QUÉBEC– Humaniste, bouleversante et habilement orchestrée, la nouvelle création de la dramaturge québécoise Isabelle Hubert, Frontières, émeut et transporte le spectateur du début à la fin. Dans une mise en scène de Jean-Sébastien Ouellette, cette coproduction du théâtre de la Bordée et de la Compagnie dramatique du Québec traite du sort des immigrés clandestins d’Amérique Centrale qui, au péril de leur vie, tentent de gagner l’Eldorado nord-américain. À l’affiche jusqu’au 30 novembre.

Telma et Paco sont mère et fils. Las de leurs conditions de travail misérables sur les champs de leur pays d’origine, ils décident de partir rejoindre le père qui les attend déjà au Nord. À l’instar des milliers de clandestins qui tentent leur chance chaque année, ils vont donc  traverser le Mexique en sautant sur le toit d’un train de marchandises. Non sans s’être fait une promesse auparavant: si l’un tombe, l’autre doit poursuivre sa route sans se retourner. D’emblée, Telma chute et se fracture les jambes. La pièce va dès lors explorer successivement les deux possibilités qui s’offrent à Paco: se sacrifier en restant auprès de sa mère ou poursuivre sa route, le cœur chargé de remords.

«On a souvent ce choix-là à faire entre se sacrifier ou regretter d’avoir été soi-même et cette frontière-là est également très présente dans la pièce», souligne en entrevue Jean-Sébastien Ouellette. On l’aura compris, les «frontières» qu’aborde cette œuvre ne sont pas uniquement géographiques. «Tous les personnages sont à la frontière de quelque chose. Ils doivent faire un pas pour accéder à autre chose. Ils ont à composer avec des frontières psychologiques», met en évidence Isabelle Hubert. La présence de personnages en souffrance est d’ailleurs une constante dans les pièces de l’auteure: elle éprouve «de la sympathie pour leur douleur et ressent le besoin d’en témoigner».

Humains, les personnages de Frontières, qui évoluent entre la simplicité touchante de leurs désirs et l’horreur des situations qu’ils vivent, le sont plus que jamais. Comme Fabio ce membre de gang à qui son comparse, Raul, demande de régler son compte à quelqu’un, alors même qu’il manifeste de façon presque enfantine son souhait d’aller à la pêche. Et Raul de lui rétorquer que «la vie n’est pas une partie de pêche». Finement ciselées, les répliques sont d’une justesse et d’une profondeur tragiques désarmantes.

Aborder l’immigration

Tout aussi efficace, la mise en scène économe de M. Ouellette permet au drame humain de couler tout seul.

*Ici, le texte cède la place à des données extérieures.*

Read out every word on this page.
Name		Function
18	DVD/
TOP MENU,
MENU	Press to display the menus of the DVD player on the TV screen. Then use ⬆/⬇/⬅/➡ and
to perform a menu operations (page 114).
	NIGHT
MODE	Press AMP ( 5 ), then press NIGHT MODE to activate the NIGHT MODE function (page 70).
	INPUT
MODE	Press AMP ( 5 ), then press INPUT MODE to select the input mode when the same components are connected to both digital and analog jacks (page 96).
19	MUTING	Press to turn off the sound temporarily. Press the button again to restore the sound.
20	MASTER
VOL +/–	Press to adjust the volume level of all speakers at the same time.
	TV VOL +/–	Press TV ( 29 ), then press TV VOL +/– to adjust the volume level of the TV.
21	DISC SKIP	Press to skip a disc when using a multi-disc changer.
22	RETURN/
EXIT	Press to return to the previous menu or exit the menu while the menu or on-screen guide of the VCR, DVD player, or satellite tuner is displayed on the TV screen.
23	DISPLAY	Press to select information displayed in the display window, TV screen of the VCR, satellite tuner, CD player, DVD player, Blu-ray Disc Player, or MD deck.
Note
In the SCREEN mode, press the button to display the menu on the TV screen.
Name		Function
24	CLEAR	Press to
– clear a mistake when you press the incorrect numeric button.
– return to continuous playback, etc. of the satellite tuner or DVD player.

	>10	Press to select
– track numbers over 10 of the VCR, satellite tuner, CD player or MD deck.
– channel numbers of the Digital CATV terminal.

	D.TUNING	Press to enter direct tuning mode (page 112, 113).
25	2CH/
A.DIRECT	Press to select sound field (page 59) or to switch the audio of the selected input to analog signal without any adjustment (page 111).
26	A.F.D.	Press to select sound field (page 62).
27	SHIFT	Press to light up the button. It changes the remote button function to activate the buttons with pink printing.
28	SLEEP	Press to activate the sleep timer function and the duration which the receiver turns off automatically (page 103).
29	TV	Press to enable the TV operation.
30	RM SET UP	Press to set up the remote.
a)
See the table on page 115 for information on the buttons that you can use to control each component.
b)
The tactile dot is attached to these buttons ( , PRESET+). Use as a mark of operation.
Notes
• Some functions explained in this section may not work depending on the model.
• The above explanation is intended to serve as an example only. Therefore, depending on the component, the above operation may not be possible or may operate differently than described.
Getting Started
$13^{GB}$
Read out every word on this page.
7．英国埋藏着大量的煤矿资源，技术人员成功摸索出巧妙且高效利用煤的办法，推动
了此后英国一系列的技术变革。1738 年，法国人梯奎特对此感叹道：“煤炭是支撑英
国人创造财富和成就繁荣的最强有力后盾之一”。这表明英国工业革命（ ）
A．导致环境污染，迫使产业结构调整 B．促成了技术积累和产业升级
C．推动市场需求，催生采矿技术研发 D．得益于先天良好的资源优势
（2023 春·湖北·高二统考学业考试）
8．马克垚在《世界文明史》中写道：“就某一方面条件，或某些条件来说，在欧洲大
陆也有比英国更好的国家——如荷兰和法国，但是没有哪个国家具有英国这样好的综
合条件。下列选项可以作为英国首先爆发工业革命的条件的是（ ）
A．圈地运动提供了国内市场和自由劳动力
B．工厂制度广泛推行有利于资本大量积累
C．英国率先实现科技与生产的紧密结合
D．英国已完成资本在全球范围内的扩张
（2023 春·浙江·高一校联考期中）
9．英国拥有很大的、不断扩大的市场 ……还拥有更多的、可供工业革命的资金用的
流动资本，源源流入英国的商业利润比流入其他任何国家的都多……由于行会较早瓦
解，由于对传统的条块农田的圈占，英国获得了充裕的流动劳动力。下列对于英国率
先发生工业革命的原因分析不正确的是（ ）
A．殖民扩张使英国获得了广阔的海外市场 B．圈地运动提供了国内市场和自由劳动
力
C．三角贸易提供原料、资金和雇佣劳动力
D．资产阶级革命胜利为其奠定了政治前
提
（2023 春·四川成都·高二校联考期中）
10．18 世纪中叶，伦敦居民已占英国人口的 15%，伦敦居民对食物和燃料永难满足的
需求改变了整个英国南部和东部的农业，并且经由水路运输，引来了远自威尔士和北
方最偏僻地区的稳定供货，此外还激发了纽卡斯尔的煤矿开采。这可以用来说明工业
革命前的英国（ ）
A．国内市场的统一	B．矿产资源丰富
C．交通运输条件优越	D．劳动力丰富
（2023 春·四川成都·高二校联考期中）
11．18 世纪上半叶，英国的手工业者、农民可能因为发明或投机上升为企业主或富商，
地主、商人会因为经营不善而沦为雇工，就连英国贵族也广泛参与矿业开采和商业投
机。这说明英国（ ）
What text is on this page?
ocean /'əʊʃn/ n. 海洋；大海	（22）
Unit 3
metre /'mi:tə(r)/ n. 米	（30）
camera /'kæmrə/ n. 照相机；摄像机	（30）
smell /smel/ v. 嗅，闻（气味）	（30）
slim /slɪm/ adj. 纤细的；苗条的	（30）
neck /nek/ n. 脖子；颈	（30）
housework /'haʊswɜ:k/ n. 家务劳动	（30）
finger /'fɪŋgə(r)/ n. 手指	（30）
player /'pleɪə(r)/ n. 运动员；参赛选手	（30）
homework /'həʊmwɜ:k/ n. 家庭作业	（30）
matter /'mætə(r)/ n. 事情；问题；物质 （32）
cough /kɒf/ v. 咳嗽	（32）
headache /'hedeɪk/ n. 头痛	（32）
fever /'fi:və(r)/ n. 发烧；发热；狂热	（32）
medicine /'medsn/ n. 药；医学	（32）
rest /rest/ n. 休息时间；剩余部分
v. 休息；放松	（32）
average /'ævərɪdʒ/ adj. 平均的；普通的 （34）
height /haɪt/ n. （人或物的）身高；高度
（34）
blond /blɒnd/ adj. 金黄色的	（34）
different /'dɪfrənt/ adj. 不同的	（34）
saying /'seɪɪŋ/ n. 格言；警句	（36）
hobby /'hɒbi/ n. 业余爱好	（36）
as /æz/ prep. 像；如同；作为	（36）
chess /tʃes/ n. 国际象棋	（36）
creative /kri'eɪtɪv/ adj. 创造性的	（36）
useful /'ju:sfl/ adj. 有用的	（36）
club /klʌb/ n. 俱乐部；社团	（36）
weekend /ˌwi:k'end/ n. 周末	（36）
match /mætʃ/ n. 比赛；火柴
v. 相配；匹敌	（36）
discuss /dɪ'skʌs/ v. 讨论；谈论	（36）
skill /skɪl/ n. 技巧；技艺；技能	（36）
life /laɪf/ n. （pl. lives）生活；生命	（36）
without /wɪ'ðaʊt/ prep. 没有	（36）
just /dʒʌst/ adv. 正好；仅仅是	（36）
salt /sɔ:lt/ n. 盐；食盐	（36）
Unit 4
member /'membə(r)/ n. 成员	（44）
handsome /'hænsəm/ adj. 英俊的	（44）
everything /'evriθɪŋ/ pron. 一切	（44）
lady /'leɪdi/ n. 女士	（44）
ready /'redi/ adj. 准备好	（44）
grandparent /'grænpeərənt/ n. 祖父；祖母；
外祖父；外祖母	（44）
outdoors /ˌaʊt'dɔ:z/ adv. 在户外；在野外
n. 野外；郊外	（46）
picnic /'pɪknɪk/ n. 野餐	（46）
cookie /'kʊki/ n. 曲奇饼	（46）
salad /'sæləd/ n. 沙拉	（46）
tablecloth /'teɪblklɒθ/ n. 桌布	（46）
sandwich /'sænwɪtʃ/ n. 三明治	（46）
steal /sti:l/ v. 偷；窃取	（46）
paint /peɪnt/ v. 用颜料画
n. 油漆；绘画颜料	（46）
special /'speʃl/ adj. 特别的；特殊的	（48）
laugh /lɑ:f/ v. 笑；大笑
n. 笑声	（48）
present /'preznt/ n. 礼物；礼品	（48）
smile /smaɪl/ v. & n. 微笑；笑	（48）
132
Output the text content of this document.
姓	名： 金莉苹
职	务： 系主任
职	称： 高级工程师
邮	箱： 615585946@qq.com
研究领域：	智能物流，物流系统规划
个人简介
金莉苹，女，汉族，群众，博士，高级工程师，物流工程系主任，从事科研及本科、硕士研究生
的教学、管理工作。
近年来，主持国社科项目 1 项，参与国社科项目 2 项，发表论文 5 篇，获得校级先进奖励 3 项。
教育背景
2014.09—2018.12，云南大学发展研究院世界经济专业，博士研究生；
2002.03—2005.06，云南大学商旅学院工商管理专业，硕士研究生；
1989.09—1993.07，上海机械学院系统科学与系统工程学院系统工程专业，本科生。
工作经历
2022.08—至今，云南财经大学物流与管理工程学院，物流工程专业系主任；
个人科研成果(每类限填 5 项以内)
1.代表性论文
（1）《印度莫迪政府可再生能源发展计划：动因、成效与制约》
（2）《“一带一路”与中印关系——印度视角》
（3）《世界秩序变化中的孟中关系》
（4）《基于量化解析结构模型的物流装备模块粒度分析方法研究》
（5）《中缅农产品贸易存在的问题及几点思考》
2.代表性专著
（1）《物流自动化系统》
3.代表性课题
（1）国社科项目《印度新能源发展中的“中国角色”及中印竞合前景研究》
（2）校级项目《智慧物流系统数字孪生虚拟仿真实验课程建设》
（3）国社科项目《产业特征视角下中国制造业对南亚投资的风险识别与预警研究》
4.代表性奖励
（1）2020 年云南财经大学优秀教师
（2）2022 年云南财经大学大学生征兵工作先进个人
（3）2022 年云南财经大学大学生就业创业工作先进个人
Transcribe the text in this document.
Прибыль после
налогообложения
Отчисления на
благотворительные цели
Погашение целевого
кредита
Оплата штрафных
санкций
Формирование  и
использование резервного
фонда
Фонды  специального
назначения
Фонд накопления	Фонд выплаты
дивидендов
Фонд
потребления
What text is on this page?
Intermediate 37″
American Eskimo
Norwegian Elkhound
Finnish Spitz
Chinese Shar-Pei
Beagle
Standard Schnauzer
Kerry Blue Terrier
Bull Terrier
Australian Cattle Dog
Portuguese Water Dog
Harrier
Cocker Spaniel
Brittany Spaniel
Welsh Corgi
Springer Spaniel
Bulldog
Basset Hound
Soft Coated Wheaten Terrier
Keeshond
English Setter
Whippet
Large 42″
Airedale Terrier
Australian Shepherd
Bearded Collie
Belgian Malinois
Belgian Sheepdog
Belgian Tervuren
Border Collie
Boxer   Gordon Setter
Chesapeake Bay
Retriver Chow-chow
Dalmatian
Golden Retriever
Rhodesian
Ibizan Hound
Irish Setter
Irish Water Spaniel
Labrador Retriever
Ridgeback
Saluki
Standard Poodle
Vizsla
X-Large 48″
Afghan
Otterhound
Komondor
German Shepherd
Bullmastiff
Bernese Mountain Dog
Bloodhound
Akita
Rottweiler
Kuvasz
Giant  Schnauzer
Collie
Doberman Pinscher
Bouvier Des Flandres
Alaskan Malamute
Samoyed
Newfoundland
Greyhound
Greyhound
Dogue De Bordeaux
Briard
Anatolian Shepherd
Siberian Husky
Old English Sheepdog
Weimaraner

Une théâtralité résolument cinématographique, où l’on passe d’une scène à l’autre à travers des enchaînements fluides et sans perdre le rythme. Le spectateur est plongé dans la scène suivante, pendant que le décor de la scène précédente disparaît discrètement. Les effets de lumière et les projections méritent une mention particulière: leur maîtrise impeccable laisse le sentiment que les ressources scéniques sont inépuisables. Seul bémol, le fait que certains acteurs jouent – avec brio d’ailleurs – plusieurs rôles en même temps, peut être mêlant parfois pour le spectateur.

Brassant des thèmes certainement actuels comme l’immigration, la foi et la soif de liberté, Frontières pointe du doigt la difficulté pour «chaque personne d’être elle-même, tout en s’intégrant», explique M. Ouellette. Et si la pièce ne cherche pas à apporter des réponses mais bien à susciter la réflexion, on ressort de la salle avec une conviction: au delà des chiffres, l’immigration c’est avant tout un condensé d’histoires humaines.